Aquel era un mundo pequeño y, a su manera, complejo. Un edificio que constituía un universo propio, minúsculo, pero a veces complicado y difícil de comprender. Mientras que el segundo piso pertenecía a doña Salustiana, la azotea, con el palomar y un minúsculo ático, era ocupada por un individuo extraño, don Práxedes, de quien se decía que había combatida en la guerra a las órdenes del Campesino despachando a más de una docena de curas, aunque nadie tenía redaños para preguntarle si aquello era cierto y cómo era posible que con ese pasado no estuviera en la cárcel o, peor aún, muerto.

Desde su habitación, Alsina oteaba el patio del edificio al que daban dos viviendas de la planta baja situadas en el mismo, al fondo, sin ventanas a la calle. Eran pisos interiores. Uno estaba ocupado por doña Tomasa, una costurera de quien se decía que era madre soltera.

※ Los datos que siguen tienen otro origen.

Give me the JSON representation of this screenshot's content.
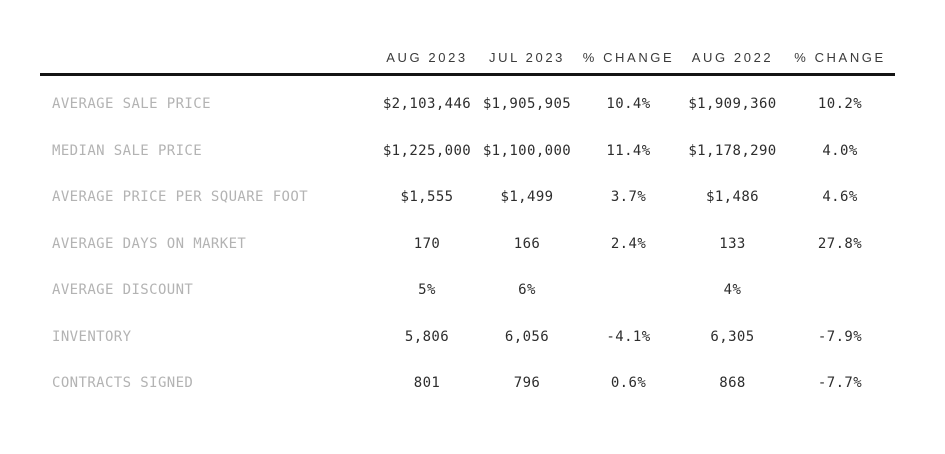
{
  "colors": {
    "background": "#ffffff",
    "header_text": "#3a3a3a",
    "label_text": "#b3b3b3",
    "value_text": "#2d2d2d",
    "rule": "#141414"
  },
  "chart_data": {
    "type": "table",
    "title": "",
    "columns": [
      "AUG 2023",
      "JUL 2023",
      "% CHANGE",
      "AUG 2022",
      "% CHANGE"
    ],
    "rows": [
      {
        "label": "AVERAGE SALE PRICE",
        "values": [
          "$2,103,446",
          "$1,905,905",
          "10.4%",
          "$1,909,360",
          "10.2%"
        ]
      },
      {
        "label": "MEDIAN SALE PRICE",
        "values": [
          "$1,225,000",
          "$1,100,000",
          "11.4%",
          "$1,178,290",
          "4.0%"
        ]
      },
      {
        "label": "AVERAGE PRICE PER SQUARE FOOT",
        "values": [
          "$1,555",
          "$1,499",
          "3.7%",
          "$1,486",
          "4.6%"
        ]
      },
      {
        "label": "AVERAGE DAYS ON MARKET",
        "values": [
          "170",
          "166",
          "2.4%",
          "133",
          "27.8%"
        ]
      },
      {
        "label": "AVERAGE DISCOUNT",
        "values": [
          "5%",
          "6%",
          "",
          "4%",
          ""
        ]
      },
      {
        "label": "INVENTORY",
        "values": [
          "5,806",
          "6,056",
          "-4.1%",
          "6,305",
          "-7.9%"
        ]
      },
      {
        "label": "CONTRACTS SIGNED",
        "values": [
          "801",
          "796",
          "0.6%",
          "868",
          "-7.7%"
        ]
      }
    ]
  }
}
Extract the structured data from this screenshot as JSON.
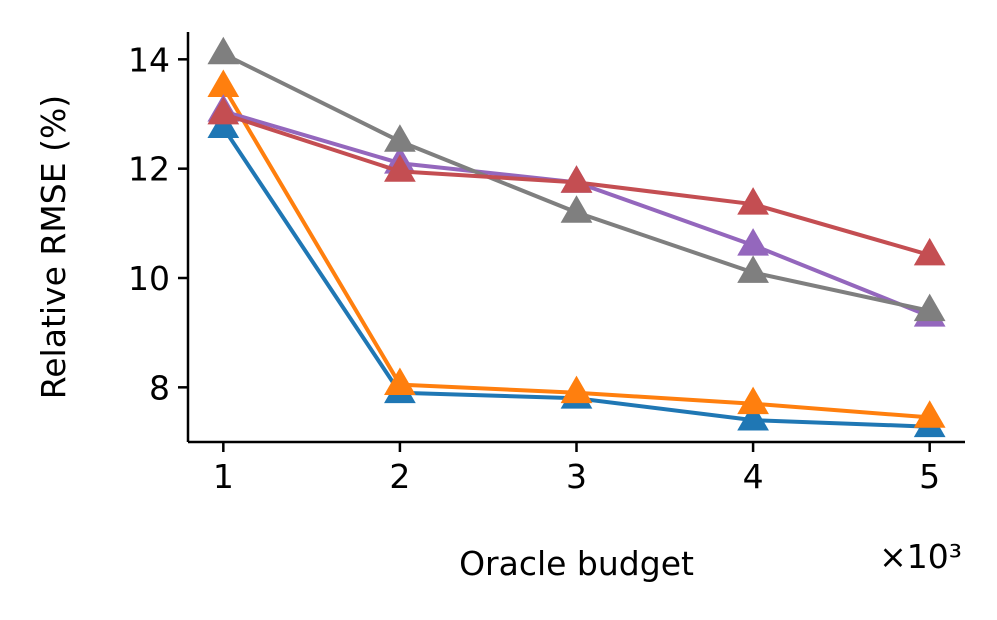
{
  "chart_data": {
    "type": "line",
    "xlabel": "Oracle budget",
    "ylabel": "Relative RMSE (%)",
    "x_multiplier_label": "×10³",
    "x": [
      1,
      2,
      3,
      4,
      5
    ],
    "x_ticks": [
      1,
      2,
      3,
      4,
      5
    ],
    "y_ticks": [
      8,
      10,
      12,
      14
    ],
    "xlim": [
      0.8,
      5.2
    ],
    "ylim": [
      7.0,
      14.5
    ],
    "grid": false,
    "marker": "triangle-up",
    "series": [
      {
        "color": "#1f77b4",
        "values": [
          12.75,
          7.9,
          7.8,
          7.4,
          7.28
        ]
      },
      {
        "color": "#ff7f0e",
        "values": [
          13.5,
          8.05,
          7.9,
          7.7,
          7.45
        ]
      },
      {
        "color": "#9467bd",
        "values": [
          13.05,
          12.1,
          11.75,
          10.6,
          9.3
        ]
      },
      {
        "color": "#7f7f7f",
        "values": [
          14.1,
          12.5,
          11.2,
          10.1,
          9.4
        ]
      },
      {
        "color": "#c44e52",
        "values": [
          13.0,
          11.95,
          11.75,
          11.35,
          10.42
        ]
      }
    ]
  }
}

Su hija, Clara, de catorce años apenas, estudiaba en la Milagrosa y suponía un cierto factor de turbación para el policía, con los senos turgentes, pequeños y dulces como melocotones de Cieza, que se intuían apenas bajo la camisa blanca del uniforme escolar. Ella se sabía deseada por los varones del barrio y jugaba con ellos, demasiado pizpireta quizá, dándoles mala vida. El detective sabía que algún día iría demasiado lejos con esos juegos y terminaría quedando preñada de algún desaprensivo. Un desastre.

En el otro bajo situado en el patio residían un viajante de comercio, un representante de los famosos tejanos Lois que nunca paraba en casa, don Diego, y su mujer, siempre reservada y un tanto estirada.